Subject: [boost] [cmake] Pull request announcement
Date: 2018-09-14 16:14:11
> -----Original Message-----
> From: Boost <boost-bounces_at_[hidden]> On Behalf Of Stefan
> Seefeld via Boost
> Sent: Friday, September 14, 2018 4:27 PM
> Hi Mike,
> On 2018-09-14 07:44 AM, Mike Dev via Boost wrote:
> > Dear all,
> > unless I'm encountering an overwhelming resistance to this idea
> > here on the ml, I intend to create a batch of PRs that introduce
> > minimal cmake support to a large subset of boost libraries
> > (maybe even all).
> I don't want to come across as rude, but I have to admit that I'm quite
> annoyed about the still ongoing debate, where everyone remains
> in his own mindset. You can look up the arguments in the archives.
Believe me, I have :(
Which is why I'm not trying to be the next guy submitting a new proposal on
how to switch from b2 to cmake, which again leads to nothing.
I've come to accept that this won't happen in a time frame that is relevant for
me/us (if ever) and my PRs (as well as the discussion about c++03 support
that I started) are my 80/20 solution, that gives me 80% of what I need with
20 % (or less) of the effort a 100% solution would require.
> can't of course stop you from submitting PRs, but I'm not going to merge
> a new build logic into my repos if I don't feel comfortable maintaining
Sure. I forgot what libraries you are maintaining. If you tell me I'll write a
PR and you can tell me if you feel comfortable with maintaining it.
We are talking about 5-10 lines of cmake code + one line per dependency
(the way I tend to format them).I hope that will not be problem, but if it is,
then - as you said - just don't accept it.
> Having to maintain the b2 infrastructure is already painful enough.
Which is the whole reason people want to use cmake
> I can't stress this enough, so I'm repeating it yet again: I'm not
> against new things added to Boost. I'm against them being added
> whole-sale, to all of the >150 libs at once. This issue can only be
> resolved by us collectively stopping to think (and act) as if Boost was
> a monolith.
Sure, Ideally, each library would be completely independent. Unfortunately,
that is not the case at all. For one, all boost libraries are distributed together,
following a common release cycle and second,, there is an extremely tight
coupling between a large part of the libraries (especially older ones).
Doing anything that influences the interface to one library (be it the actual
API/ABI or leaky "implementation details", such as the supported compilers,
language standards, change in transitive dependencies or the build system)
involuntarily effects other libraries in the boost eco system - much more so
than it would a random collection of independent open source libraries.
Imho it's not a problem of thinking/acting "as if". It is the hard reality
that boost is not a collection of independent libraries that can
operate independently. I'll support any effort that moves boost
in that direction, but the last proposal I could find on the mailing list
on that topic was pretty much shouted down. Personally, I really do
think there is a dire need for rebooting boost in a way that reduces
coupling and increases independency between the libraries, but as far
as I can tell, everytime someone tries to effect any significant, large
scale change in boost inertia wins.
> I don't mind what processes and tools other Boost projects
> use, but please don't force me to use yours.
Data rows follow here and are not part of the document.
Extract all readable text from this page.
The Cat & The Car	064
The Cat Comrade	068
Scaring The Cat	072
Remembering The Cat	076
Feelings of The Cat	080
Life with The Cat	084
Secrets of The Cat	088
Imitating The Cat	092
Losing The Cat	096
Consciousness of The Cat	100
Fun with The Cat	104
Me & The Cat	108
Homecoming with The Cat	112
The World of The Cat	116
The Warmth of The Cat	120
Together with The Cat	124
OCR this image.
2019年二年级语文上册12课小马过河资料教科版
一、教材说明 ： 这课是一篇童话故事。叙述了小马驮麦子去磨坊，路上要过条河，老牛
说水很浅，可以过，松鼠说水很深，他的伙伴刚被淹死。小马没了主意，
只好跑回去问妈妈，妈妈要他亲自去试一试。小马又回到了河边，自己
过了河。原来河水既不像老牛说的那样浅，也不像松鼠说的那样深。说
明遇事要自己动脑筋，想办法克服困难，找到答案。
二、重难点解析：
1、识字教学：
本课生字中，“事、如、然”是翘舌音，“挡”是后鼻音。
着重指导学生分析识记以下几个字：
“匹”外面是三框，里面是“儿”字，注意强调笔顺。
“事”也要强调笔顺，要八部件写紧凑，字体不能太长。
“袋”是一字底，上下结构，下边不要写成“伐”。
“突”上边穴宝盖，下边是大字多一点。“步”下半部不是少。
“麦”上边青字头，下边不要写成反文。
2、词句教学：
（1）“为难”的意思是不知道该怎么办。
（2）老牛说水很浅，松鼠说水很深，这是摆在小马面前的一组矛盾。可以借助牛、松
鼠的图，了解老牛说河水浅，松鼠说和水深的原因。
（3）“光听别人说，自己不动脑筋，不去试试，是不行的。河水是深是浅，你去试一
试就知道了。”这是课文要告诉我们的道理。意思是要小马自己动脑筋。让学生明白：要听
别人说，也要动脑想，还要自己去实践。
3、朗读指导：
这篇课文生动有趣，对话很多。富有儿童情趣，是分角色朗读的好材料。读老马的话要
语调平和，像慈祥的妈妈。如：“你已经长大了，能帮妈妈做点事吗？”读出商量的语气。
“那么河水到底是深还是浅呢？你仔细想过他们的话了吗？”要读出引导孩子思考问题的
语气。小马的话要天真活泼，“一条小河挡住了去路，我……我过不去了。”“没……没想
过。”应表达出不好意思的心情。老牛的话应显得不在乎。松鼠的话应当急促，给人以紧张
Whatever build system you are using "leaks" to your users,
because it e.g. determines how the user can make sure, that your
library is compiled with the same compile flags as the rest of the program or
how transitive dependencies are communicated upwards. It also determines
how easy it is to integrate your library in a package management system and
Obviously I can't force you to do anything, but cmake is not "my tool".
For better or for worse, cmake has emerge as the common denominator -
as far as anything is "common" in the c++ world - and life in the OS world
just becomes so much easier if everyone supports a common default
instead on insisting on their own proprietary solution.